While the $1-per-car proposal has been raised at recent hearings before the Sports & Exhibition Authority, which owns Mellon Arena, Redwood says the Consensus Group has yet to sit down with the Penguins and government officials to formally discuss the creation of a community fund. But he hopes negotiations will begin soon.
Penguins spokesperson Tom McMillan did not return multiple phone messages seeking comment. Mary Conturo, executive director of the SEA, declined comment, referring questions to the Penguins.

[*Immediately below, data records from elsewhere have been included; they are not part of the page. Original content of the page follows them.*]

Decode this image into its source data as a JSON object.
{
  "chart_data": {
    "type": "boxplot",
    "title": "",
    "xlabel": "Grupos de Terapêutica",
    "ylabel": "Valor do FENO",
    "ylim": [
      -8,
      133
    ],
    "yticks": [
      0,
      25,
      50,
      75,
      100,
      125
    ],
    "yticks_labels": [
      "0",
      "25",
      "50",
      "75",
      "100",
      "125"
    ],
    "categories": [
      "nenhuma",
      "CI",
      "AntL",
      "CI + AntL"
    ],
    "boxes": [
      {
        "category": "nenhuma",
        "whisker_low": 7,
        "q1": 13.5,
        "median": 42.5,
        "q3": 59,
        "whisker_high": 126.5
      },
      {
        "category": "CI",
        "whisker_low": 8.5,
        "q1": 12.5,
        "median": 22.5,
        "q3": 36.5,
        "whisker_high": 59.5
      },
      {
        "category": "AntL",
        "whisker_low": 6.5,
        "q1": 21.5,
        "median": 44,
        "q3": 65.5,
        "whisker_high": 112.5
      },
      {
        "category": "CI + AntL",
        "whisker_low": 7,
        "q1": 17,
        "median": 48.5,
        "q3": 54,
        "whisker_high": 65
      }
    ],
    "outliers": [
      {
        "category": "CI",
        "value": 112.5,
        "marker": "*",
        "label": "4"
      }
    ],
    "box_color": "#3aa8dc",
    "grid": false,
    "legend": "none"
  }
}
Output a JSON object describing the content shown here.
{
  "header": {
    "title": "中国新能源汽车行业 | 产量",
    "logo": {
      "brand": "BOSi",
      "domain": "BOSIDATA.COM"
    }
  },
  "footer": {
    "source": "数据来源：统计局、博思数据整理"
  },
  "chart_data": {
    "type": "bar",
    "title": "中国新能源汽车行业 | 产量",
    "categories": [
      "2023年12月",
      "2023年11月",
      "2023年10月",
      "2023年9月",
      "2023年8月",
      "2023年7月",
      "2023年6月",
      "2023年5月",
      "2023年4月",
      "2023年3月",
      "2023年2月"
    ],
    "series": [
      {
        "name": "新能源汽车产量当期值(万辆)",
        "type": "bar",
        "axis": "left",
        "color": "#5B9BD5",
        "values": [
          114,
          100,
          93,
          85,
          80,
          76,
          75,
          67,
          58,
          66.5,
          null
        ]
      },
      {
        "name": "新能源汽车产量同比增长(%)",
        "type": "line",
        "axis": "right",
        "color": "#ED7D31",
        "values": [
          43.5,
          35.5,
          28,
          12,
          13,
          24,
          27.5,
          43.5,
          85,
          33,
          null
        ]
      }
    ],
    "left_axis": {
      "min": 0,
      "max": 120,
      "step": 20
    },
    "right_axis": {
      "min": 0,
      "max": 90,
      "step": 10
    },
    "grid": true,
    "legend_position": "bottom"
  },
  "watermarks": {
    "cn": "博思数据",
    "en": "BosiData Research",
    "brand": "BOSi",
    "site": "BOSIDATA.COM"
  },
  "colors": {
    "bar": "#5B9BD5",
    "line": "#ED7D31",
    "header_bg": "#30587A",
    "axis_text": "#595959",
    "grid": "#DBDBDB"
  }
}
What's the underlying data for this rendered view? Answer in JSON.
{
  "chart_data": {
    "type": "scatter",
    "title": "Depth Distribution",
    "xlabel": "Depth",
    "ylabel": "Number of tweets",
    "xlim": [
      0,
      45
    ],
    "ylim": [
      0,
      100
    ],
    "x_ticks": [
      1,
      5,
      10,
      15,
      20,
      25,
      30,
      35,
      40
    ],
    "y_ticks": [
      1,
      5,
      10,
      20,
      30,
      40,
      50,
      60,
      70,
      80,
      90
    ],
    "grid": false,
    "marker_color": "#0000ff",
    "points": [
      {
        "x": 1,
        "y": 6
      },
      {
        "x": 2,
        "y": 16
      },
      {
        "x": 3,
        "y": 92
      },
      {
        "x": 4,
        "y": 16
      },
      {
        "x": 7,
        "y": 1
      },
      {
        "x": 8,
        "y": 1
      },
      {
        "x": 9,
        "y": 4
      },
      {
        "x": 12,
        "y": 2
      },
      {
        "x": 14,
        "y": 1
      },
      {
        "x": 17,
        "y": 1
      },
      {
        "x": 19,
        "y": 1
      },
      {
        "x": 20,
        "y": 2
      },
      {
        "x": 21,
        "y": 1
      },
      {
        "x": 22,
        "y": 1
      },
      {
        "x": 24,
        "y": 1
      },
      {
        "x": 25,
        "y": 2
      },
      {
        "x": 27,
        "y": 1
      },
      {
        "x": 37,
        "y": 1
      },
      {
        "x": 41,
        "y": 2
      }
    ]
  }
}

Joanna Doven, spokesperson for Mayor Luke Ravenstahl, notes that city leaders, team officials and community representatives had already agreed to a deal -- the Community Benefits Agreement -- ensuring the Hill District would benefit from a new arena. With that agreement in place, she says, the mayor would not support the Hill's efforts for a community fund.
"This sounds like an attempt to renegotiate the [CBA]," says Doven, noting that the city is planning to install three security cameras on Centre Avenue by the end of the year. "We believe that the CBA was fair."
In 2008, during CBA negotiations, the creation of a $10 million community-controlled fund proved to be one of the most contentious discussion planks preventing all parties from signing an agreement. The Penguins, along with city and county officials, staunchly opposed the proposal. In an effort to finalize a deal, Hill District leaders eventually surrendered their fight for a community fund, agreeing instead to a state-run tax-credit program.
But some politicians who represent the Hill say the Penguins should rethink their stance against a community fund.
Pittsburgh City Councilor Daniel Lavelle says he generally supports creating such a fund, though he's unsure exactly how it should be set up.
"I believe we can get the [Penguins] to the table," he says. "But I can't guess what their response would be."
Allegheny County Councilor Bill Robinson says the Penguins would be wise to agree to a $1-per-car fund. "If the Penguins are to be successful" when they eventually develop the Lower Hill, he says, "they need the community around them to be successful. [A community fund] is a great way for the Pens to protect their investment."